May the Force be with you: Star Wars has made around $7.5 billion at the box office since 1977.

What can Star Wars teach us about religion? A trailer for the latest instalment has just been released. Behind the explosions and high-speed chases, there is a fascinating belief system.

  • Hang on… Star Wars isn’t a religion!

    Actually, it sort of is: 176,632 people listed “Jedi” as their religion in the 2011 census of England and Wales. In the USA, the “Temple of the Jedi Order” is a registered church whose followers believe in “the Force”.

    However, that is not what we are talking about today. We are talking about the fictional religion, and how it operates in the Star Wars movies.

  • Erm, why?

    For one thing, the final trailer for Star Wars: The Rise of Skywalker is out. This ninth and last Star Wars movie will be in cinemas from 20 December.

    But also because Star Wars was partly created to explore religion. In 1999, its creator George Lucas told Time magazine that he wanted to “try to awaken a certain kind of spirituality in young people”.

  • Is God real in Star Wars?

    Not in the way that most people are used to thinking of God, as the creator of the Universe. Instead, characters in Star Wars talk about “the Force”, an energy that surrounds everyone and everything. The Force is neither good nor bad, but it does have a dark side and a light side.

    Some use the dark side of the Force, like Darth Vader. But there are others who use the light side. These people are called Jedi (like Luke Skywalker).

  • Is it a bit like Buddhism?

    There are some Buddhist elements, such as the idea that everything in the Universe is interconnected.

    There is also the fact that people who use the Force practice a kind of meditation, in which they empty their minds of emotion in order to “become one with the force”.

  • Is Jediism anything like Christianity?

    The language of light and darkness is very Christian, as are the stories of sacrifice and redemption common in the Star Wars movies.

    Then again, other religions would also identify with elements of Star Wars. For example, the name “Yoda” means “one who knows” in Hebrew. And some Muslims might compare the Force to their idea of “futuwwat,” or “the way of the mystic warrior”. In other words, the Force is a mix of many different religious ideas.

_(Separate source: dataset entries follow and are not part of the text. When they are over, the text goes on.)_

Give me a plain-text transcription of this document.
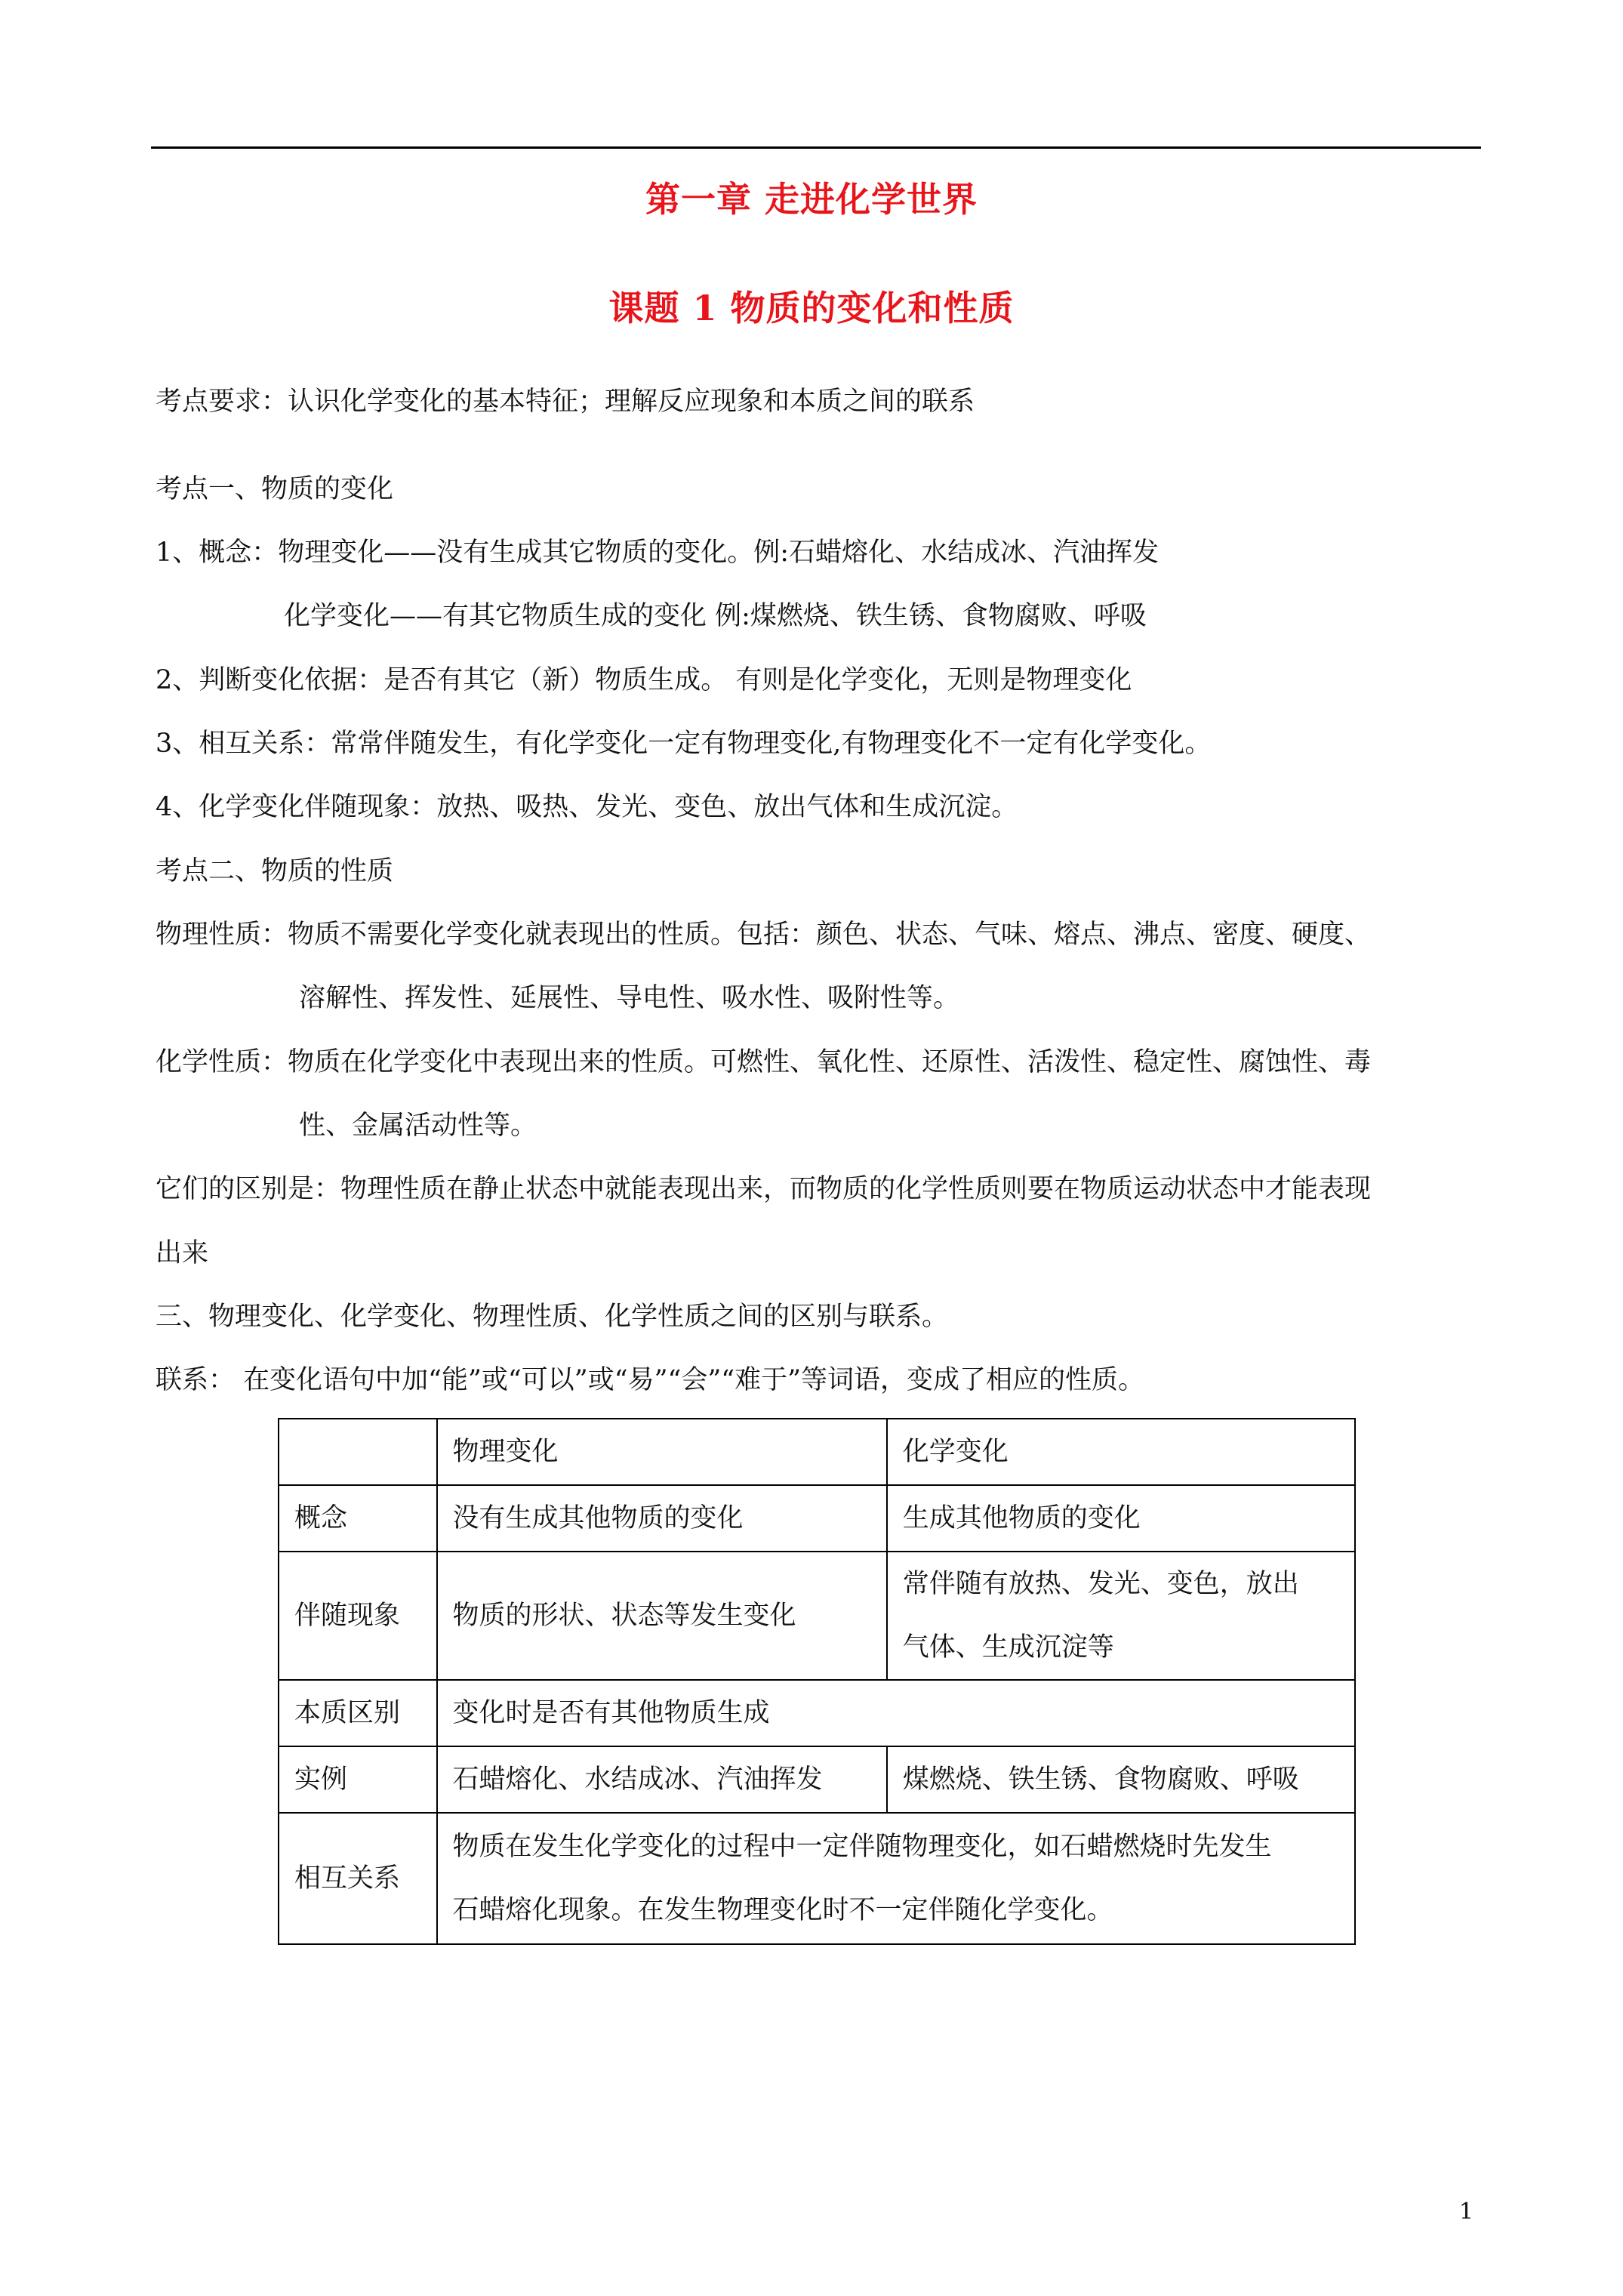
第一章 走进化学世界
课题 1 物质的变化和性质
考点要求：认识化学变化的基本特征；理解反应现象和本质之间的联系
考点一、物质的变化
1、概念：物理变化——没有生成其它物质的变化。例:石蜡熔化、水结成冰、汽油挥发
化学变化——有其它物质生成的变化 例:煤燃烧、铁生锈、食物腐败、呼吸
2、判断变化依据：是否有其它（新）物质生成。 有则是化学变化，无则是物理变化
3、相互关系：常常伴随发生，有化学变化一定有物理变化,有物理变化不一定有化学变化。
4、化学变化伴随现象：放热、吸热、发光、变色、放出气体和生成沉淀。
考点二、物质的性质
物理性质：物质不需要化学变化就表现出的性质。包括：颜色、状态、气味、熔点、沸点、密度、硬度、
溶解性、挥发性、延展性、导电性、吸水性、吸附性等。
化学性质：物质在化学变化中表现出来的性质。可燃性、氧化性、还原性、活泼性、稳定性、腐蚀性、毒
性、金属活动性等。
它们的区别是：物理性质在静止状态中就能表现出来，而物质的化学性质则要在物质运动状态中才能表现
出来
三、物理变化、化学变化、物理性质、化学性质之间的区别与联系。
联系： 在变化语句中加“能”或“可以”或“易”“会”“难于”等词语，变成了相应的性质。
	物理变化	化学变化
概念	没有生成其他物质的变化	生成其他物质的变化
伴随现象	物质的形状、状态等发生变化	常伴随有放热、发光、变色，放出
气体、生成沉淀等

本质区别	变化时是否有其他物质生成	
实例	石蜡熔化、水结成冰、汽油挥发	煤燃烧、铁生锈、食物腐败、呼吸
相互关系	物质在发生化学变化的过程中一定伴随物理变化，如石蜡燃烧时先发生
石蜡熔化现象。在发生物理变化时不一定伴随化学变化。	
1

  • How do people become a Jedi?

    This is where Star Wars diverts from major religions on Earth. In Star Wars Episode I: The Phantom Menace, it is explained that human cells contain tiny intelligent life forms called midi-chlorians. People who have a lot of midi-chlorians are particularly sensitive to the Force, and can learn to control it.

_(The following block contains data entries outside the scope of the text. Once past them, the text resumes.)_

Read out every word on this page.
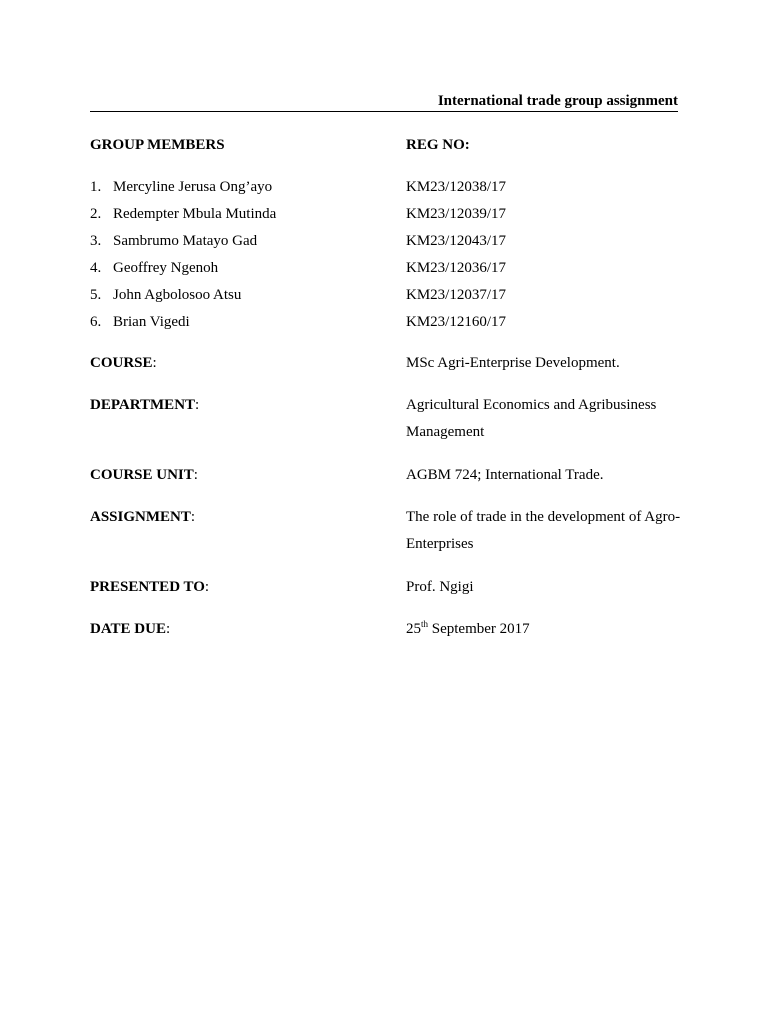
International trade group assignment
GROUP MEMBERS	REG NO:
1. Mercyline Jerusa Ong’ayo	KM23/12038/17
2. Redempter Mbula Mutinda	KM23/12039/17
3. Sambrumo Matayo Gad	KM23/12043/17
4. Geoffrey Ngenoh	KM23/12036/17
5. John Agbolosoo Atsu	KM23/12037/17
6. Brian Vigedi	KM23/12160/17
COURSE:	MSc Agri-Enterprise Development.
DEPARTMENT:	Agricultural Economics and Agribusiness Management
COURSE UNIT:	AGBM 724; International Trade.
ASSIGNMENT:	The role of trade in the development of Agro-Enterprises
PRESENTED TO:	Prof. Ngigi
DATE DUE:	25th September 2017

    If you can use the Force, it is up to you whether you choose the light side or the dark side.

  • Does everyone believe in it?

    No. In fact, those who do are often in the minority. In Star Wars Episode IV: A New Hope, Han Solo insists, “There’s no mystical energy field that controls my destiny!”

    This is because, as discovered in the films, the Jedi Order has been wiped out and suppressed by the evil empire. And that is another way that Jediism echoes Christianity — it is a religion that is struggling to survive in an increasingly non-religious world.

You Decide

  1. Does Star Wars show religion and belief in a positive light?

Activities

  1. Imagine that the world of Star Wars is real, and that you live in that galaxy far, far away. Write down 10 commandments that you think Jedi and believers in the Force should follow.

Word Watch

Census
An official survey of the population.
Fictional
Made up or not true — the opposite of factual.
Spirituality
Relating to things that are not physical — like the idea of the soul.
Universe
A term referring to absolutely everything that exists, from Earth to the whole of outer space.
Buddhist
A widespread Asian religion.
Redemption
The action of saving or of being saved from sin or evil.
Minority
A smaller number or amount of something.